Effect of CT information on the diagnosis and management of acute abdominal injury in children

AS Neish, GA Taylor, DP Lund and CC Atkinson
Department of Radiology, Children's Hospital, Boston, MA, USA.

PURPOSE: To evaluate the effect of computed tomographic (CT) information on diagnostic confidence and initial clinical treatment in children with abdominal trauma. MATERIALS AND METHODS: Senior surgical staff completed questionnaires before and after abdominal CT was performed in 138 consecutive children with acute abdominal trauma seen between April 1996 and April 1997. Physicians were asked to estimate the probability of underlying abdominal injury, which organ was injured, their level of confidence in the CT findings, and initial clinical management plans.
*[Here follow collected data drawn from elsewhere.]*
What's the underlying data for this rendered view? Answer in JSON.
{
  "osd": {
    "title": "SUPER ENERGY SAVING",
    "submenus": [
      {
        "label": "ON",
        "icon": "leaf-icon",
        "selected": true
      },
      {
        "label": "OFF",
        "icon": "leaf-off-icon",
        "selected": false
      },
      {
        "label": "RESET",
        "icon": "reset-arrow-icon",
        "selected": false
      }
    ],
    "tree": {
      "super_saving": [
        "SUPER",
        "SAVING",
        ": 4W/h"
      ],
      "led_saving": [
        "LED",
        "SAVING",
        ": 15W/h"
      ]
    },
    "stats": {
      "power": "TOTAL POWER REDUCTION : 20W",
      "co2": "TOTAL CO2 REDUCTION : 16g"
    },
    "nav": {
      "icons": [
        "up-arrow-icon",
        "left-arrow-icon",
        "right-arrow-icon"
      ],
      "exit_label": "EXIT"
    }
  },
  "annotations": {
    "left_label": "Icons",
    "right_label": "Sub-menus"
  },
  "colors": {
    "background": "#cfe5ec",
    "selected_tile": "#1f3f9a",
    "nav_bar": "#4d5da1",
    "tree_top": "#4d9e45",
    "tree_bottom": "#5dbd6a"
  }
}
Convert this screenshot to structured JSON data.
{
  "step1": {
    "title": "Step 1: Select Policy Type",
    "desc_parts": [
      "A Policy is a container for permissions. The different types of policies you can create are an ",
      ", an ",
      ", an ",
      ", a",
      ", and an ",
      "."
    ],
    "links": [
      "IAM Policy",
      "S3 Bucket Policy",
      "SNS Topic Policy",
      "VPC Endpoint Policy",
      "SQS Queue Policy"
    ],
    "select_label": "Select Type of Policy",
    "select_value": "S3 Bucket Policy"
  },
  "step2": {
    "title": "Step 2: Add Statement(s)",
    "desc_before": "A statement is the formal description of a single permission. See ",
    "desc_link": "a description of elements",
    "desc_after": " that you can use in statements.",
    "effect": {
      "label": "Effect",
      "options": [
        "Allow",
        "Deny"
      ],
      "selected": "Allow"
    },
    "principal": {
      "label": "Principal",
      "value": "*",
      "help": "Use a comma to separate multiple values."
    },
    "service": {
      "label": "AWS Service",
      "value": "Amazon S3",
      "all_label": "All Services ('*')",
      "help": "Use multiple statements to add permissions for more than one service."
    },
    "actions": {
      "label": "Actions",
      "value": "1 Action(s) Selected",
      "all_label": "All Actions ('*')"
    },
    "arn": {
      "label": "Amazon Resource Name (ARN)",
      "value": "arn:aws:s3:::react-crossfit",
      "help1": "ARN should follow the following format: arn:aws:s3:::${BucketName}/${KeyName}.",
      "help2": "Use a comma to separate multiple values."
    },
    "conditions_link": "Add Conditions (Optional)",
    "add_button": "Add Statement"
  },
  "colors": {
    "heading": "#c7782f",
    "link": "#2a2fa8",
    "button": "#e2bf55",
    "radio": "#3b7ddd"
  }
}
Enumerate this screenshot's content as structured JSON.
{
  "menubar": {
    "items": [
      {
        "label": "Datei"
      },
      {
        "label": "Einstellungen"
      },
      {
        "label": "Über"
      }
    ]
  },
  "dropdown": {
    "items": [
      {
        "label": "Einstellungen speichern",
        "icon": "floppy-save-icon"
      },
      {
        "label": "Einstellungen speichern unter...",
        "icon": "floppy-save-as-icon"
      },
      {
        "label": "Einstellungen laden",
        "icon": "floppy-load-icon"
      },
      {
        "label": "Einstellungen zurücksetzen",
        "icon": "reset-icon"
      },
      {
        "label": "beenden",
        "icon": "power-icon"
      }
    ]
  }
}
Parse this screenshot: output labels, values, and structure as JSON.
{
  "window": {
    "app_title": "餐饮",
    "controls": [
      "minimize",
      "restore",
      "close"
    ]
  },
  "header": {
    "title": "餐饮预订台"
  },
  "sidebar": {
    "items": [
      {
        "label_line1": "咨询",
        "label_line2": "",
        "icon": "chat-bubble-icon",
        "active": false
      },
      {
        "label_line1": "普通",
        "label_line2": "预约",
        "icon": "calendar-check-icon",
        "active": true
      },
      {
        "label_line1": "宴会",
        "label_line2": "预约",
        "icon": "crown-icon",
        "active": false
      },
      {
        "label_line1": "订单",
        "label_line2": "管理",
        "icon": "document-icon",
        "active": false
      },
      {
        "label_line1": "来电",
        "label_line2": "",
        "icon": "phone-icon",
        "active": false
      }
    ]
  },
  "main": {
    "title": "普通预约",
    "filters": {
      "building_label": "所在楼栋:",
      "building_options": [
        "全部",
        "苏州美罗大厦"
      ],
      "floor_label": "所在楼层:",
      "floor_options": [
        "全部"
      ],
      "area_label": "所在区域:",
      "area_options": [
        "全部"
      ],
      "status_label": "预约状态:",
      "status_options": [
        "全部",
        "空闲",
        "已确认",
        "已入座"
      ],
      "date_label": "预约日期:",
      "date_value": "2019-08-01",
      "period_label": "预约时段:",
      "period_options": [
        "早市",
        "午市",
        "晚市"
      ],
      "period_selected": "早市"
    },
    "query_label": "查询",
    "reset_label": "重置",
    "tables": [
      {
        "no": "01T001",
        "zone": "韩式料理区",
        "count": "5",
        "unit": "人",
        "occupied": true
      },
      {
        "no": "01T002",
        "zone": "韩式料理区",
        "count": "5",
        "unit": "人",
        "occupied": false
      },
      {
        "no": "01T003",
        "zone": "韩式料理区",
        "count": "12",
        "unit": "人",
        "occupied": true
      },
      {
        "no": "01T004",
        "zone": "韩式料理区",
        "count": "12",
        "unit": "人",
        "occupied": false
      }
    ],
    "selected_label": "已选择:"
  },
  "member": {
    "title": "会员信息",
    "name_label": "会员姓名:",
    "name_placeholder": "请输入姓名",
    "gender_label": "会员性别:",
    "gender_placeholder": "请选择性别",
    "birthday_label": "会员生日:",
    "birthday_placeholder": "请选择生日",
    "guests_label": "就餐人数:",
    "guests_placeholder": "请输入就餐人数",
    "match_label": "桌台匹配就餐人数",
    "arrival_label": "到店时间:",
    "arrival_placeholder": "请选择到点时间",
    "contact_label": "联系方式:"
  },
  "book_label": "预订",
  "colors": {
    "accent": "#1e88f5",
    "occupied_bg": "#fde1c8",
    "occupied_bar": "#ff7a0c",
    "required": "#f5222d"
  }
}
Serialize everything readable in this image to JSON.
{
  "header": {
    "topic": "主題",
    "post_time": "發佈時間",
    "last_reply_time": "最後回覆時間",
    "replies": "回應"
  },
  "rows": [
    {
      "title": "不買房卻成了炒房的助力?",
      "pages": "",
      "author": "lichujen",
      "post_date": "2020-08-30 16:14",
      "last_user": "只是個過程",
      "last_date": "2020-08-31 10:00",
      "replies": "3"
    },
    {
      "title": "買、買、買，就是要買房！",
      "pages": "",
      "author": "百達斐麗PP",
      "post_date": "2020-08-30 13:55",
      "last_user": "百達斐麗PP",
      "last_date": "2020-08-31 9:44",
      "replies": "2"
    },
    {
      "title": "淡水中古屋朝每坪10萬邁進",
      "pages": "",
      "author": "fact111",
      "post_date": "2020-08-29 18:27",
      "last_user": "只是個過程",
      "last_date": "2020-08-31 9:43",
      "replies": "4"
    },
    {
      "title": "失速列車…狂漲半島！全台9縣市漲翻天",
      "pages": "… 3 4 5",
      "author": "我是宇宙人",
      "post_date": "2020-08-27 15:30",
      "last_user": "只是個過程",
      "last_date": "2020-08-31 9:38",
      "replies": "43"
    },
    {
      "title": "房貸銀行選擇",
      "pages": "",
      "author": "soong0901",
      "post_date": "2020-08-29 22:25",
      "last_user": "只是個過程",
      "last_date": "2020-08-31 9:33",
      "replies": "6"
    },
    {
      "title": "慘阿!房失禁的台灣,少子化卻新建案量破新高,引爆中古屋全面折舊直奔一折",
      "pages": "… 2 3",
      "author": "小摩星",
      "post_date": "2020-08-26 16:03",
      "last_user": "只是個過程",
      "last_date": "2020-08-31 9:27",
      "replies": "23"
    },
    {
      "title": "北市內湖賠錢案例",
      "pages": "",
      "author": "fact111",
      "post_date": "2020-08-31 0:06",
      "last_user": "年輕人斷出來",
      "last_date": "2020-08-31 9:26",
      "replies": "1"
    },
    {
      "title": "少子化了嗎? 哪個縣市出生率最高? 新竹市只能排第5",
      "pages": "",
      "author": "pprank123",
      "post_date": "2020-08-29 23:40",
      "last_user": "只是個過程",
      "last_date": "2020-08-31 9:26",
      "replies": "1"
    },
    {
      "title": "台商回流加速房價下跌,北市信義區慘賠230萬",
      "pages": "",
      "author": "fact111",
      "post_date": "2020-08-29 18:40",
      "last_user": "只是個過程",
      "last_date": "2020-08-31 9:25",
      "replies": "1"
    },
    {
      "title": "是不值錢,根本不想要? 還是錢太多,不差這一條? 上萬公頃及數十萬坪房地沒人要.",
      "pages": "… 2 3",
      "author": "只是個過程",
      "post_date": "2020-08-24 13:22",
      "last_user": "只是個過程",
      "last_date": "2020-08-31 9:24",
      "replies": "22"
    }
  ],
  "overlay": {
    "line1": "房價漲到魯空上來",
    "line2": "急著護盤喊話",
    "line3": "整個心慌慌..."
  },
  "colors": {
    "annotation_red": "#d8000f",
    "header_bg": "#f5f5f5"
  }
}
The gain in percentage diagnostic confidence and the proportion of children in whom CT information changed diagnoses and initial management plans were evaluated. RESULTS: The CT findings changed the surgeons' initial diagnoses in 116 (84%) patients (95% confidence interval [CI] = 75%, 86%). The mean gain in diagnostic certainty with CT was 36% (95% CI = 31%, 40%). Initial management plans changed in 61 (44%) patients after CT information was available (95% CI = 35%, 50%). This resulted in decreased intensity of care in 52 (38%) patients and increased intensity of care in nine (6.5%). CONCLUSION: Abdominal CT had a strong effect on surgeons' clinical diagnoses and initial treatment plans in children with blunt trauma. CT information enabled surgeons to safely reduce the intensity of care provided to injured children.